William S. Burroughs, one of the most influential authors and artists of the 21st century, is credited with the following quote: “When you stop growing you start dying.” His advice was intended for individuals, however, the wisdom applies equally to businesses.

The world around us is constantly advancing and changing in countless ways, presenting challenges and opportunities at an ever-increasing pace. Generally speaking, businesses that are able to adapt and grow by seizing the opportunities and managing the challenges will be rewarded with success. Those that seek the illusion of comfort and safety in the status quo will be left behind and, in all likelihood, fail.
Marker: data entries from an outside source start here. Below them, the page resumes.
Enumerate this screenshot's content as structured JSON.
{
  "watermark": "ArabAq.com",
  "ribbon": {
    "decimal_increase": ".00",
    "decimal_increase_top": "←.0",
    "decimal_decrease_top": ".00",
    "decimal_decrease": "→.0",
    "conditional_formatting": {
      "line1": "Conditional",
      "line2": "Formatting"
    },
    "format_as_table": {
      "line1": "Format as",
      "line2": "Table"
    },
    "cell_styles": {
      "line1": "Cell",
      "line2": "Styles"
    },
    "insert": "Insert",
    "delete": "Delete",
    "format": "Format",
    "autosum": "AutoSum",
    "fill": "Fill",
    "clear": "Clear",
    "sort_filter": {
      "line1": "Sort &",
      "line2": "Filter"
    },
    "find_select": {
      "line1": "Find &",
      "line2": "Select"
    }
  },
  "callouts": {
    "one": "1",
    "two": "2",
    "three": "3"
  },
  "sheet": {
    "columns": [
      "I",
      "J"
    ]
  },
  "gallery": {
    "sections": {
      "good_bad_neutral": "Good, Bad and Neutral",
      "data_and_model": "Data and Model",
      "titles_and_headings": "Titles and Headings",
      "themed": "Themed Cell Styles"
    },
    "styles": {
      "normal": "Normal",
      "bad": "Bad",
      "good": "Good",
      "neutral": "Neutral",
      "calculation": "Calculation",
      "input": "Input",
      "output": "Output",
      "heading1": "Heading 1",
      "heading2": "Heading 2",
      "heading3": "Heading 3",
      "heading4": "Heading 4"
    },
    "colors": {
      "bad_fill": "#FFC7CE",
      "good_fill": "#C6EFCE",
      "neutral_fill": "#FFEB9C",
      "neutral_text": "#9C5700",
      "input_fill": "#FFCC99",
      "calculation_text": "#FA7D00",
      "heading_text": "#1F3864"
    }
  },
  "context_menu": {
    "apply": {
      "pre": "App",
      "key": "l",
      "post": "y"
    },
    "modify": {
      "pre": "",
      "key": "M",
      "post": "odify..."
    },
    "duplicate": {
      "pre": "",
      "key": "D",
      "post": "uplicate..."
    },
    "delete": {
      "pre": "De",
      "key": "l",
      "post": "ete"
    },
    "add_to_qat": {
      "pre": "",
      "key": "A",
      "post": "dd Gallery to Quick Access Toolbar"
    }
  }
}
Having said that, small businesses, once through the start-up phase, can be very difficult to grow. Having experienced that initial success, owners can be reluctant to push on, and unsure of what to do. Also, they tend to lack the necessary resources, both in human and financial terms, to undertake the investments required to safely boost revenue and profitability. And forging ahead without being adequately prepared can spell disaster for the unsuspecting entrepreneur.

Small businesses are unique in many ways, and developing a growth strategy that “fits” the situation takes careful analysis and planning. So to start the planning process, there are a number of basic options that can be considered.

  • Increase sales and market share by acquiring new customer relationships

–  Expand into new domestic and/or foreign markets with existing or new products

  • Purchase a competitor
  • Form a Partnership with a complementary business

Each of these strategies have pros and cons and success factors to be accounted for in the analysis. Engaging the management team in the process and seeking professional advice where necessary will make for better decisions and outcomes.

One of the common attributes of successful growth companies is an obsessive focus on customers. They understand their customers and nurture strong relationships. Powerful product innovations often germinate in the collaborative environment of a trusting and loyal customer relationship. Developing new products or modifying existing products to meet a customer’s evolving needs, creates an unbeatable win-win scenario.

These companies are also eager to recruit and retain quality talent pools that bring the right mix of skills and experience to the business. They invest in training programs and create merit-based opportunities for advancement.

Finally, it’s important that a growth strategy account for the financial resources necessary to support the increased demands on working capital and higher operating costs that typically accompany revenue growth.

Growth is necessary to sustain a successful business. How you go about it as a business owner is a process like any other. Careful planning, well managed execution will see you through.